Kedua wilayah ini lantas saling memberikan pengaruh terhadap diseminasi dan peningkatan
kualitas pengajaran agama Buddha di seluruh Asia. Bukti-bukti yang membenarkan
pernyataan tersebut dapat diringkas sebagai berikut.
- Sriwijaya merupakan salah satu pusat ajaran agama Buddha yang paling tersohor di Asia Tenggara. Pernyataan tersebut dikutip dari berita I-Tsing yang menyatakan di Sriwijaya terdapat sekira kurang lebih 1.000 biksu yang belajar tata bahasa dan sanskrit kitab. Demikian I-Tsing menyarankan kepada siapapun yang ingin meneruskan pendidikan ke Nalanda sebaiknya belajar terlebih dahulu ke Sriwijaya.

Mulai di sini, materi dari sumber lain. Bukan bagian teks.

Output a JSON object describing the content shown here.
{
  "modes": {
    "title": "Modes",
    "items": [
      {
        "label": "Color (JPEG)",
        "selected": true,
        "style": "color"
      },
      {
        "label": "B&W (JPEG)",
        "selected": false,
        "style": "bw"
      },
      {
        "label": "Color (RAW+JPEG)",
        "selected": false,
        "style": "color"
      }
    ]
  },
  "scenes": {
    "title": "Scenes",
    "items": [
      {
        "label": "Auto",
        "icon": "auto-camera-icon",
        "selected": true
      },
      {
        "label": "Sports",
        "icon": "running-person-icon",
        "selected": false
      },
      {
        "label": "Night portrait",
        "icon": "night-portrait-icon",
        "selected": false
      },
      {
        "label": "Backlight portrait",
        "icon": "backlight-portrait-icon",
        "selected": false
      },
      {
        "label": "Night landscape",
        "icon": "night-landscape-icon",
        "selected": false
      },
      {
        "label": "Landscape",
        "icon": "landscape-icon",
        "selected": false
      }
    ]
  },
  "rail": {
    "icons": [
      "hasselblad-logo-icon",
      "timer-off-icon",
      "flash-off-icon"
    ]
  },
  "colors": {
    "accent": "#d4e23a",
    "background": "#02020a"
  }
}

- Nalanda turut mencetak lulusan yang berkualitas dan berdikasi tinggi. Pusat pengajaran Maha Vihara Nalanda lantas membiarkan para lulusannya untuk kembali dan berkontribusi ke negara atau wilayahnya dalam aspek pengembangan dan perubahan sosial-budaya, terutama peningkatan ajaran Buddha. Salah satu lulusan terbaik Nalanda adalah Dharmapala. Meskipun diketahui berasal dari Tibet (Archaeological Survey of India, 2019), Dharmapala merupakan salah satu mahaguru yang memimpin perguruan tinggi yang dibangun pada masa Pemerintahan Sri Jayanaga abad ke-7 Masehi di Sriwijaya. Ia dikenal berkontribusi terhadap penulisan dan penerjemahan transkrip ajaran Buddha selama belajar di Maha Vihara Nalanda.
- Berdasarkan
Prasasti Nalanda, Raja Balaputradewa pernah meneken kesepakatan dengan Kerajaan
Pala terhadap pengajuan sima dan pembangunan asrama bagi mahasiswa dari
Sriwijaya yang belajar agama Buddha di Nalanda. Demikian, hubungan diplomatis
Sriwijaya-Nalanda kian terang dengan adanya Prasasti Nalanda sebagai traktat
perjanjian kerjasama pendidikan ajaran Buddha.